There are 18 uninhabited islands forming part of the archipelago, and three inhabited - Malta, Gozo (G?awdex) and Comino (Kemmuna). Then there is Manoel Island, Filfla and the Fungus Rock which are historically and ecologically very significant. The others are mere large rocks.  The Maltese islands were formed from the higher points of the land bridge that connected Sicily with North Africa. The land bridge became isolated when sea-levels rose after the last ice age, leading to the formation of the archipelago that now lies at the edge of the African tectonic plate, where it meets the Eurasian one.
The landscape of the Maltese Islands
The landscape of Malta and the other islands are characterised by terraced fields, dry vegetation, rock and limestone. This is due to the long hours of strong sunshine that the Islands receive throughout the year and because there are no permanent rivers or lakes in Malta. However, there are a few waterways that supply limited fresh water throughout the year such as Lunzjata Valley in Gozo. Occasional temporary small rivers appear after times of heavy rainfall. The Maltese woods were cut down centuries ago and the only trees that survive today are the olives, ficus, citrus, pine, tamarisk and carob trees. On Malta and Gozo, hills are cultivated for both grapes and vegetables.
The coastline of Malta, Gozo and Comino
Just like the islands themselves, the coastline of Malta, Gozo and Comino is primarily rocky. Sandy beaches can be found mostly on the North side of the islands such as Golden Bay and Mellieha Bay  in Malta, and Ramla Bay in Gozo. While the North boasts sandy beaches the south side is just the opposite, remarkably high cliffs drop straight down to the sea. The eastern side of the island is divided by three large bays, while in the West there is a concentration of natural harbours.


Malta has limited resources but a thriving economy
Malta does not have any natural resources and experiences a limited fresh water supply; and it only produces around 20% of the food requirements. Thus, the economy is dependent on the human resources and foreign trade. Malta’s economy is practically driven by financial services, tourism, real estate, Igaming and manufacturing, particularly of electronics. Other significant sectors are pharmaceuticals, information technology, and call centres.
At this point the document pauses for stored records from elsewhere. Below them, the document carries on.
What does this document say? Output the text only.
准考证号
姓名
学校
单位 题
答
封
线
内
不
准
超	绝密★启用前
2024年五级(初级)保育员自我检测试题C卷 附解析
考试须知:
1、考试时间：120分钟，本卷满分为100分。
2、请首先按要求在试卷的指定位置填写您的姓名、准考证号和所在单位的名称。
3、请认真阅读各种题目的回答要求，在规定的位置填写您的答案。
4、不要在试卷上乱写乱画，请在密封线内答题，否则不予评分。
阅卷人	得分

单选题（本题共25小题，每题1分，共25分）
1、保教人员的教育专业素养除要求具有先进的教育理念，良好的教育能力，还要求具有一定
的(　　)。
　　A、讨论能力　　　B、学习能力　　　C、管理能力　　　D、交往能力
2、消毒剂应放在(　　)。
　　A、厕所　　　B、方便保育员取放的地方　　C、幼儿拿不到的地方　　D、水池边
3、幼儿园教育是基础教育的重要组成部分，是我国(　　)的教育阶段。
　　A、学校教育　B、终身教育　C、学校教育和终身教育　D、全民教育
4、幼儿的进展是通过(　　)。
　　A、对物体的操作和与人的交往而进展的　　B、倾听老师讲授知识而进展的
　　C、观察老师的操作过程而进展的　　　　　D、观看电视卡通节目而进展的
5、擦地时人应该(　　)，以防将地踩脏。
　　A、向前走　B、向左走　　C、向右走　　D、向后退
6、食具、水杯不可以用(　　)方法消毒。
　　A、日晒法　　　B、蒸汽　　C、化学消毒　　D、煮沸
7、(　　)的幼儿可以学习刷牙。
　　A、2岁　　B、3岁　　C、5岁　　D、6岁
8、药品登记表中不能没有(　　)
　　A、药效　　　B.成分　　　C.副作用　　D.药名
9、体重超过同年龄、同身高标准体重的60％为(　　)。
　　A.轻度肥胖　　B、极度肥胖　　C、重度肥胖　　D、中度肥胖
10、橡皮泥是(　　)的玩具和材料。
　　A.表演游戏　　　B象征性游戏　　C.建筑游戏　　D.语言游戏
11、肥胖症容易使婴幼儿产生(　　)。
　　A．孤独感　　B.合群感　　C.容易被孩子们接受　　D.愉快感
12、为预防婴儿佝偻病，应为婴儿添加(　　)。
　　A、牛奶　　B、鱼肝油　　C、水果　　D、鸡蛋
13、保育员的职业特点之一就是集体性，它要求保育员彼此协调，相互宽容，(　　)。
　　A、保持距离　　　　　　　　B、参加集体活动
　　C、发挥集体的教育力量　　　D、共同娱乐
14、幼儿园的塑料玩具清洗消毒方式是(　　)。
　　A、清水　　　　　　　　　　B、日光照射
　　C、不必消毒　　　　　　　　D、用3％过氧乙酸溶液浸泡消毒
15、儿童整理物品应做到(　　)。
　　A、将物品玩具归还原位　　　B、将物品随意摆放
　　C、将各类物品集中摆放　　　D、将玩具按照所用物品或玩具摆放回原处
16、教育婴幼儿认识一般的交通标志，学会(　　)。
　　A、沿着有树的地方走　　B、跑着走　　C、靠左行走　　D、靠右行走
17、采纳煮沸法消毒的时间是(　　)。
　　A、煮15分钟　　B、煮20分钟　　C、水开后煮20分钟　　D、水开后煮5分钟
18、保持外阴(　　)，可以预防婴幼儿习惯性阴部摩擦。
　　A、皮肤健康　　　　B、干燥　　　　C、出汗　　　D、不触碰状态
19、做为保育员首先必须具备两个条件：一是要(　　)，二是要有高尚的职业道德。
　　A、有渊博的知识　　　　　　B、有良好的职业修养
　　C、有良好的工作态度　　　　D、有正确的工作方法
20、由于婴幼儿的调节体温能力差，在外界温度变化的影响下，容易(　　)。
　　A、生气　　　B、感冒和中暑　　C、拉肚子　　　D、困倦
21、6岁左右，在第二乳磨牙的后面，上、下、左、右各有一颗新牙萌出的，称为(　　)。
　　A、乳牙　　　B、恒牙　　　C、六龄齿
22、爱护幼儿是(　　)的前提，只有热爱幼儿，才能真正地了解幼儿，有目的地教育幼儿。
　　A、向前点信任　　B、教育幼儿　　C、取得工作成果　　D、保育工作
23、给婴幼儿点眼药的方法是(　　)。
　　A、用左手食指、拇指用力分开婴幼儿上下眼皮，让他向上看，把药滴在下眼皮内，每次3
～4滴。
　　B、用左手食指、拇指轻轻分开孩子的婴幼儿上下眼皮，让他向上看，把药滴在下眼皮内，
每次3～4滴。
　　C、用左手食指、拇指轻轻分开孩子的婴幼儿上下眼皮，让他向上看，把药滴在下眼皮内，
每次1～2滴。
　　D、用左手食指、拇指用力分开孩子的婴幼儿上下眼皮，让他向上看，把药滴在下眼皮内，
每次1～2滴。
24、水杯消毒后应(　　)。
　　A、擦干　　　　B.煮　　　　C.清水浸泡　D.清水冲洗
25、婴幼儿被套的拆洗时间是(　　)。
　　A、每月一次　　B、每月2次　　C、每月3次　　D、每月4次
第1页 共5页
The development of Malta’s Economy 
Before the 1800, most Maltese were farmers or fishermen, even if there was considerable commerce. At the time there were very few industries apart from cotton, tobacco and shipyards. During wars, Malta's economy flourished because of its strategic location in the Mediterranean. With the opening of the Suez Canal in 1869, Malta saw a substantial rise in the number of ships entering the port, as the Mediterranean became the main trade road.
Malta's Economy after the Second World War 
By the end of the Second World War, Malta lost its strategic importance and the British had to wonder about alternative ways of income. When Malta got its independence in 1964, economic activity was minimal, but huge government efforts to start up the manufacturing and tourism industry yielded good results. Aided by agreeable international economic conditions and policies that supported foreign investment, the Maltese economy sustained fast growth right to the end of the 20th century.
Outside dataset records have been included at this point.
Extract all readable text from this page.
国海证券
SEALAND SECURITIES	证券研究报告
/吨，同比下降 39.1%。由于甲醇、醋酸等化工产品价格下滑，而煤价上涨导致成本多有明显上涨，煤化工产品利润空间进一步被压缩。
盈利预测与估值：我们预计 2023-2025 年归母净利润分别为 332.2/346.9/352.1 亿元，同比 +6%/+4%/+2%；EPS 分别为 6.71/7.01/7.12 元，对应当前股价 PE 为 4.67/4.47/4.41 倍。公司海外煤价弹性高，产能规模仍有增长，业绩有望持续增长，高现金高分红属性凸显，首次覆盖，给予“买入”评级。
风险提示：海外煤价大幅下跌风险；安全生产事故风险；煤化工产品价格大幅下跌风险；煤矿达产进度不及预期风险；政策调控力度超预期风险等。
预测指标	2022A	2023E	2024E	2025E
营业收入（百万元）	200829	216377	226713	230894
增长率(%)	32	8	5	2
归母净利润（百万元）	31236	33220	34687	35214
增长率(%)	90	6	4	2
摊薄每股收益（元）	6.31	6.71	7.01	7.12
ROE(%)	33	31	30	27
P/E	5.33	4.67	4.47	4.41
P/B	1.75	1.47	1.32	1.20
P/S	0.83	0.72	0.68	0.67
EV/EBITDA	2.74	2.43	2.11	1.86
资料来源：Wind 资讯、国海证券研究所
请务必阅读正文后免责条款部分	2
Malta's Economy in the aftermath of EU membership
Malta joined the European Union in 2004 and the Eurozone in 2008. When comparing the per capita GDP in the EU, the country falls just above the middle with respect to wealth. The Maltese Government has pursued a policy of gradual economic liberalization and privatisation, taking some steps to shift the emphasis in trade and financial policies from reliance on direct government intervention and control to policy regimes that allow a greater role for market mechanisms. While change has been very substantial by international standards, the economy remains fairly regulated and continues to be hampered by some longstanding structural weaknesses.
The Economy in Malta today
Malta managed to maintain a relatively low unemployment rate, mainly because of the constant growth and by policies encouraging continuous training for the labour force. Globally, Malta ranks sixth in inward Foreign Direct Investment and amongst the top twenty among countries most likely to sustain economic growth over the medium and long term.